Canadian Economic news:
New residential construction: +197k (target +200k)
April job creation: +109k (target +43k)
The local news continues to be good; internationally the air of normality is somewhat strange. Nothing has really changed; the Greek mess is still around, and if anything this newest bailout reduces the pressure on the Greeks to do the hard things. The US regulator is freaking out that a country such a Greece could cause such a mess (2.4% of Europe’s GDP), looking at their own house the Americans must be getting worried, since the U.S. government deficit at 11.6% is in the same ballpark as Greece’s, we seem to be lurching from one catastrophe to another – 18 months ago it was U.S. mortgages, now its Europe, the crisis cycle seems to be accelerating (Steve Roach of MS Asia this AM on CNBC). But in Canada new residential building was roughly in line with expectation, Canada’s economy is humming along, with new job (full time as opposed to part time) being creating across the country. The manufacturing sector also appears to be pulling its weight (unlike the U.S. were temp worker and census workers account for nearly 100k of the new jobs – birth death model for another 60k), so Canada appears to be a within a harbor of calm while the maelstrom rages beyond our shore.

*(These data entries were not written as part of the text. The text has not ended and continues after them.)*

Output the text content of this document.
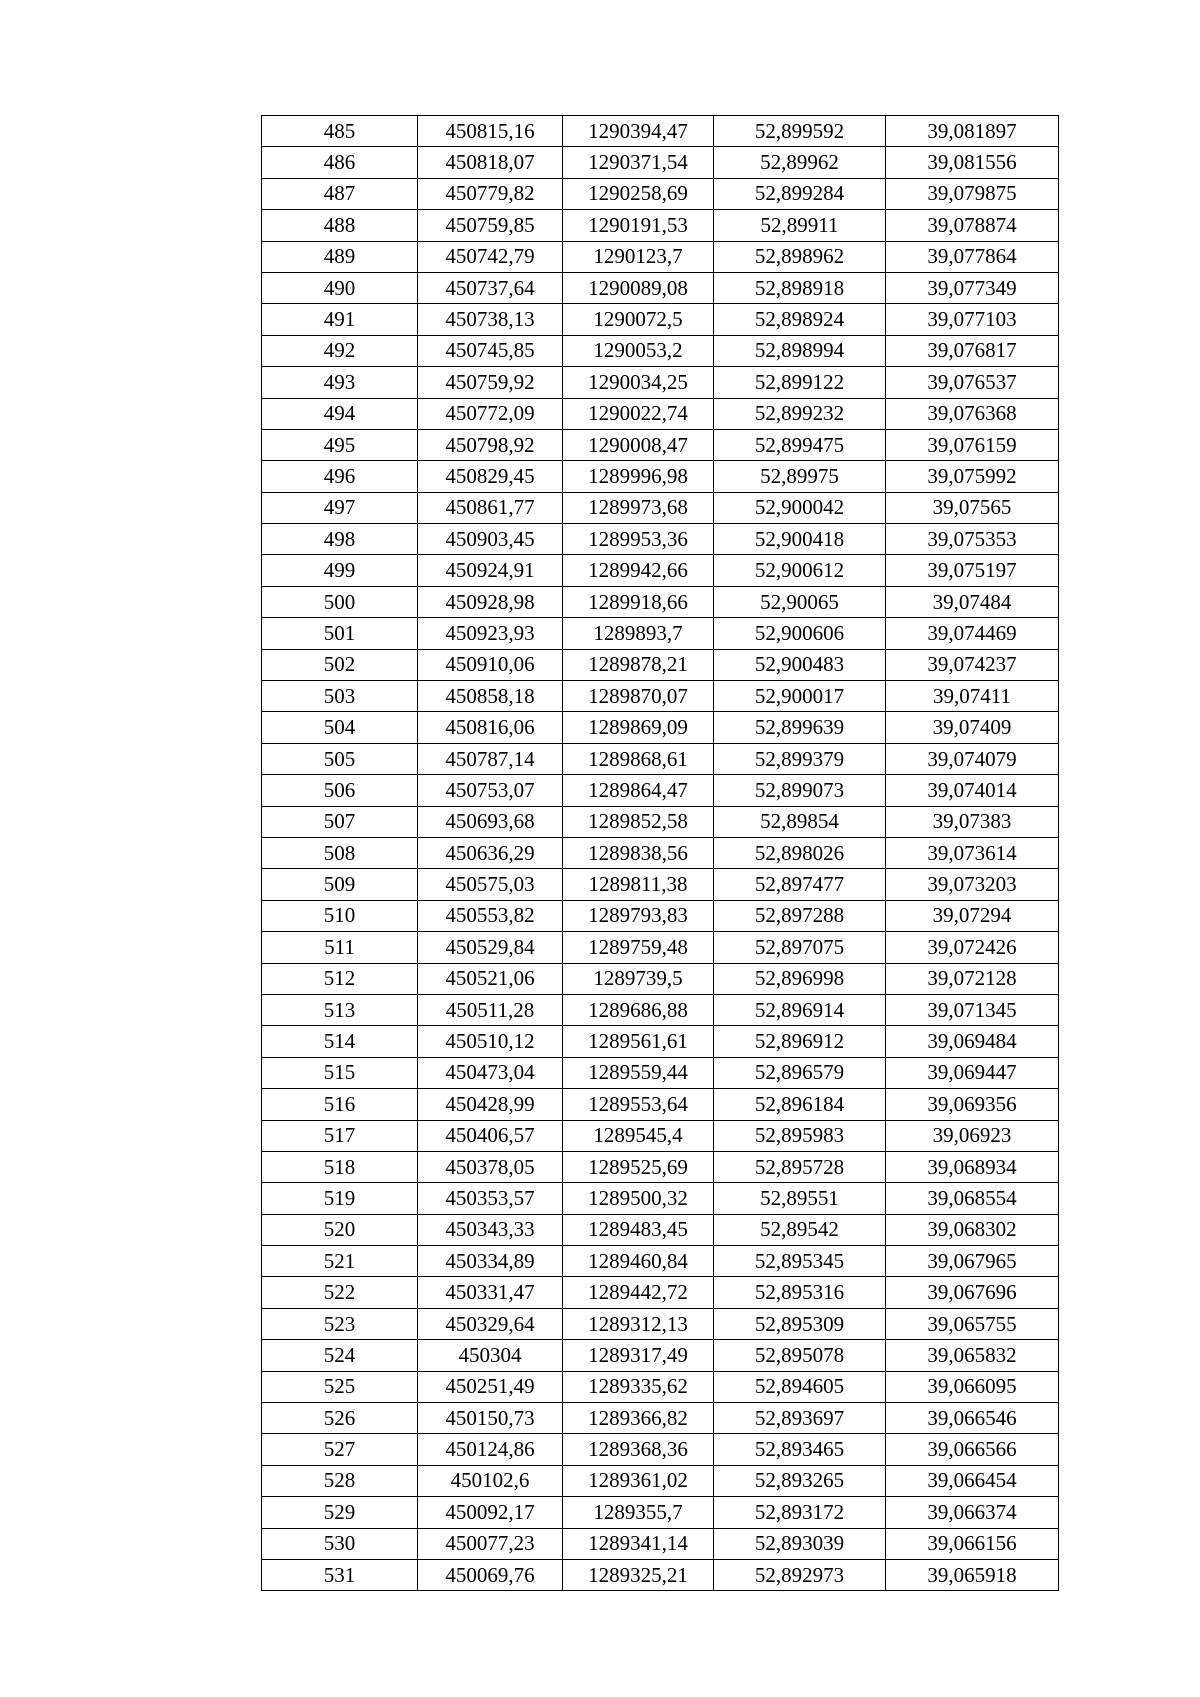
485	450815,16	1290394,47	52,899592	39,081897
486	450818,07	1290371,54	52,89962	39,081556
487	450779,82	1290258,69	52,899284	39,079875
488	450759,85	1290191,53	52,89911	39,078874
489	450742,79	1290123,7	52,898962	39,077864
490	450737,64	1290089,08	52,898918	39,077349
491	450738,13	1290072,5	52,898924	39,077103
492	450745,85	1290053,2	52,898994	39,076817
493	450759,92	1290034,25	52,899122	39,076537
494	450772,09	1290022,74	52,899232	39,076368
495	450798,92	1290008,47	52,899475	39,076159
496	450829,45	1289996,98	52,89975	39,075992
497	450861,77	1289973,68	52,900042	39,07565
498	450903,45	1289953,36	52,900418	39,075353
499	450924,91	1289942,66	52,900612	39,075197
500	450928,98	1289918,66	52,90065	39,07484
501	450923,93	1289893,7	52,900606	39,074469
502	450910,06	1289878,21	52,900483	39,074237
503	450858,18	1289870,07	52,900017	39,07411
504	450816,06	1289869,09	52,899639	39,07409
505	450787,14	1289868,61	52,899379	39,074079
506	450753,07	1289864,47	52,899073	39,074014
507	450693,68	1289852,58	52,89854	39,07383
508	450636,29	1289838,56	52,898026	39,073614
509	450575,03	1289811,38	52,897477	39,073203
510	450553,82	1289793,83	52,897288	39,07294
511	450529,84	1289759,48	52,897075	39,072426
512	450521,06	1289739,5	52,896998	39,072128
513	450511,28	1289686,88	52,896914	39,071345
514	450510,12	1289561,61	52,896912	39,069484
515	450473,04	1289559,44	52,896579	39,069447
516	450428,99	1289553,64	52,896184	39,069356
517	450406,57	1289545,4	52,895983	39,06923
518	450378,05	1289525,69	52,895728	39,068934
519	450353,57	1289500,32	52,89551	39,068554
520	450343,33	1289483,45	52,89542	39,068302
521	450334,89	1289460,84	52,895345	39,067965
522	450331,47	1289442,72	52,895316	39,067696
523	450329,64	1289312,13	52,895309	39,065755
524	450304	1289317,49	52,895078	39,065832
525	450251,49	1289335,62	52,894605	39,066095
526	450150,73	1289366,82	52,893697	39,066546
527	450124,86	1289368,36	52,893465	39,066566
528	450102,6	1289361,02	52,893265	39,066454
529	450092,17	1289355,7	52,893172	39,066374
530	450077,23	1289341,14	52,893039	39,066156
531	450069,76	1289325,21	52,892973	39,065918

Following Europe ’s massive sovereign intervention. The TSX60 rose by 2.3% (now 1.8%) after falling 5% last week, so in one session ¼ of last week’s correction was erased. The question that all Canadians are asking is what next? It’s all very well for the Economist to write nice-ish things about us “Less Bad” and aside from a few factual errors (like the size of our government debt – its 89% vs 36% which only includes Federal debt and excludes provincial debt), the story of Canada is that of natural resources, and these are falling in price
On the currency front, the Euro is back where it was Friday evening, turns out that even $1 trillion is not enough to convince "speculator" that Europe is back in business. One effect of the European intervention has been to strengthen the Canadian dollar back to “near parity” -- it went off the rails last week when a “flight to quality” affected the global market. However, oil prices are still substantially (12%) off their high of two week ago, trading below $76bbl which should have a depressing trend on the CAD. If our story holds true and the CAD is a Petro-currency, then it holds that parity should not be the next target for the CAD, but rather the 94-95 range (or as traders express it the 105-04 range]
Finally we had snow again, on Mothers’ Day.